El protagonista del otro libro de El Reino es el propio Carrère. Refleja cómo se convirtió cuando apenas tenía 30 años, al extremo de ir a misa a diario, volver a casarse por la Iglesia y bautizar a sus hijos. Casi rozó el fundamentalismo. Escribió casi 20 cuadernos con reflexiones basadas en el Evangelio de Juan como ésta: "Un ateo cree que Dios no existe. Un creyente sabe que Dios existe. El primero tiene una opinión, el segundo un conocimiento".

Compara esa iluminación como una enfermedad de la que, dos décadas después, redacta la crónica en El Reino. Lo hará como Flaubert en Madame Bovary, metiéndose en la piel de quien más teme ser, "el que perdida la fe la examina con indiferencia" porque se ha convertido en lo que tanto le asustaba ser, un escéptico, un agnóstico, "ni siquiera lo bastante creyente para ser ateo".

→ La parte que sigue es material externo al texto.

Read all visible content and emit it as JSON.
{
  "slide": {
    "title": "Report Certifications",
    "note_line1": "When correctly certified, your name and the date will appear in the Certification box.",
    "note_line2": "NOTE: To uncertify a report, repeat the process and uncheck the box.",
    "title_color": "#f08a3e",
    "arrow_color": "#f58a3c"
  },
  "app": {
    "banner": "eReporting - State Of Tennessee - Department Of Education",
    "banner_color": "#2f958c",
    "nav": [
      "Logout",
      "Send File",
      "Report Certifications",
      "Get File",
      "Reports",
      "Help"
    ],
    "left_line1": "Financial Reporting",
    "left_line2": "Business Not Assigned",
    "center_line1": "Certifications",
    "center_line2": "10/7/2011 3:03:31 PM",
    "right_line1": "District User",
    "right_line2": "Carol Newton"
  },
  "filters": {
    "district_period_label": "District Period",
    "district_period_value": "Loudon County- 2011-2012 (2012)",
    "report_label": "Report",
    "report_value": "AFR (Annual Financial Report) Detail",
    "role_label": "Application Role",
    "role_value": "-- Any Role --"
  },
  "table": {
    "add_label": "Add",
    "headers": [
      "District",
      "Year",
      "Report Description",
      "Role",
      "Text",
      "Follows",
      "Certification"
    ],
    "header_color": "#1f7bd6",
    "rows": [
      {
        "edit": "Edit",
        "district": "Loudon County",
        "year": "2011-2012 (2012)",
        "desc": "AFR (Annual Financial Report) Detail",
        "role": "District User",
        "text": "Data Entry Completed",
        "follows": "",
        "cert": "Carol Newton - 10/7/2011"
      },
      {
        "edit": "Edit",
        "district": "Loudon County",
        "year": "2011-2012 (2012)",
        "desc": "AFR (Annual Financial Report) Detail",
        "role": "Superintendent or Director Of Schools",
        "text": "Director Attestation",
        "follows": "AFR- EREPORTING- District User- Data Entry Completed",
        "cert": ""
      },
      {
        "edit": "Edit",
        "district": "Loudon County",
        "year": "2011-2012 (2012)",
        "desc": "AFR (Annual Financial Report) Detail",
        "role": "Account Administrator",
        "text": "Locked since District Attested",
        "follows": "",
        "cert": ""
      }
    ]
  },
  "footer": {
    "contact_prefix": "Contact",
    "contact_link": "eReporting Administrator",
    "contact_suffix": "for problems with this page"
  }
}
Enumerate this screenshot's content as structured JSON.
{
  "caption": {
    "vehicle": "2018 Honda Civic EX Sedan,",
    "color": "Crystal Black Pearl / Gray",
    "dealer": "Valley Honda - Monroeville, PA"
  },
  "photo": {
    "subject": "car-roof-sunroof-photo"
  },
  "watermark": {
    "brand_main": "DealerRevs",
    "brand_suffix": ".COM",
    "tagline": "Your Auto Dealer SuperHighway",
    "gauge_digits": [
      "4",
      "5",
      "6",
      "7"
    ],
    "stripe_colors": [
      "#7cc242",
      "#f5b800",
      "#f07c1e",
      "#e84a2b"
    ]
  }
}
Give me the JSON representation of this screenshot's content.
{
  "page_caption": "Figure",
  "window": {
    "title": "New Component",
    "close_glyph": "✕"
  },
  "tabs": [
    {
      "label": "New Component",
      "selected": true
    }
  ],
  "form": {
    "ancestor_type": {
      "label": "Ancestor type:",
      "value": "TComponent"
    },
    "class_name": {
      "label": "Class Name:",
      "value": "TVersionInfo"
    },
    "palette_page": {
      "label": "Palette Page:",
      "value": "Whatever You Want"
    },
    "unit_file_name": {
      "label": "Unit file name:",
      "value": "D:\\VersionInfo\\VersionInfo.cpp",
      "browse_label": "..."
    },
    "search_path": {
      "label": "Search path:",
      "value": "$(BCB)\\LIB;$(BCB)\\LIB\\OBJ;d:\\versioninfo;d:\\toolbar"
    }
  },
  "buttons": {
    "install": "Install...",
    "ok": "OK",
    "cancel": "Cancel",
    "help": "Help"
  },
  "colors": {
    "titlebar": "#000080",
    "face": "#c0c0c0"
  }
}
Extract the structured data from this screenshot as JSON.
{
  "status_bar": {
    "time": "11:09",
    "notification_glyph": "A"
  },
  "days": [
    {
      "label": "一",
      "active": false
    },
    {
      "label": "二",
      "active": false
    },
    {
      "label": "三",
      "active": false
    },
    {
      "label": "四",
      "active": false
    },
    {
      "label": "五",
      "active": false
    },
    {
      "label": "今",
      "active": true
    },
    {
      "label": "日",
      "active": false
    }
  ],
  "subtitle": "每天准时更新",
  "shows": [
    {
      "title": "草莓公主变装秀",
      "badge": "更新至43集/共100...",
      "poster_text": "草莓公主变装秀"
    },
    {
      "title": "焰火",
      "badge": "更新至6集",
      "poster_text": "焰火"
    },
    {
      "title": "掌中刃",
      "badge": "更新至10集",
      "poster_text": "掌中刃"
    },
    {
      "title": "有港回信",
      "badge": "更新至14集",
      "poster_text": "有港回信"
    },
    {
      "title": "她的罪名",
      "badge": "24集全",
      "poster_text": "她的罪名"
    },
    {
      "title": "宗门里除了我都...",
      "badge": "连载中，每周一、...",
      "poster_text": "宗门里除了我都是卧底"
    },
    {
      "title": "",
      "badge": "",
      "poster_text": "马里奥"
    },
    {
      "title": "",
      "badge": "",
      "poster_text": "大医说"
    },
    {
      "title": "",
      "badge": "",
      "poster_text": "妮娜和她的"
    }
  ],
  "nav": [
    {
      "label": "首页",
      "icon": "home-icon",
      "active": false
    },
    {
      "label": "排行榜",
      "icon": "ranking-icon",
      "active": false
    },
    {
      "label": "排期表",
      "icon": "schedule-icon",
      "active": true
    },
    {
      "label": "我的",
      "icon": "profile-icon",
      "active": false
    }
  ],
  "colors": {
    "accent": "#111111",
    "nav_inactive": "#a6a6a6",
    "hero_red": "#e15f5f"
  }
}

Carrère se da cuenta de que, cuando se publique su libro, le preguntarán si es cristiano. Y se adelanta a contestar que no: "No creo que Jesús haya resucitado, que haya vuelto de entre los muertos. Pero que alguien lo crea, y haberlo creído yo mismo, me intriga, me fascina, me perturba, me trastorna". Es consciente de algo que se desprende de los Evangelios: que, en general, el Reino está cerrado a los ricos y a los inteligentes, de que para el que cree nada está perdido, aunque haya matado a su familia, como Jean-Claude Roman, protagonista (real) de su éxito de ventas y crítica El adversario, que se convirtió en la cárcel. Se sabe "inteligente, rico, de posición; otros tantos impedimentos para entrar en el Reino". Y se pregunta si con su libro traiciona al joven que fue, al Señor en el que creyó o si, a su manera, les ha sido fiel.

Extraño final del libro de quien ya no se considera cristiano. Hábil remate, sin embargo, de un escritor que no quiere que se le escape ningún lector, crea o no crea.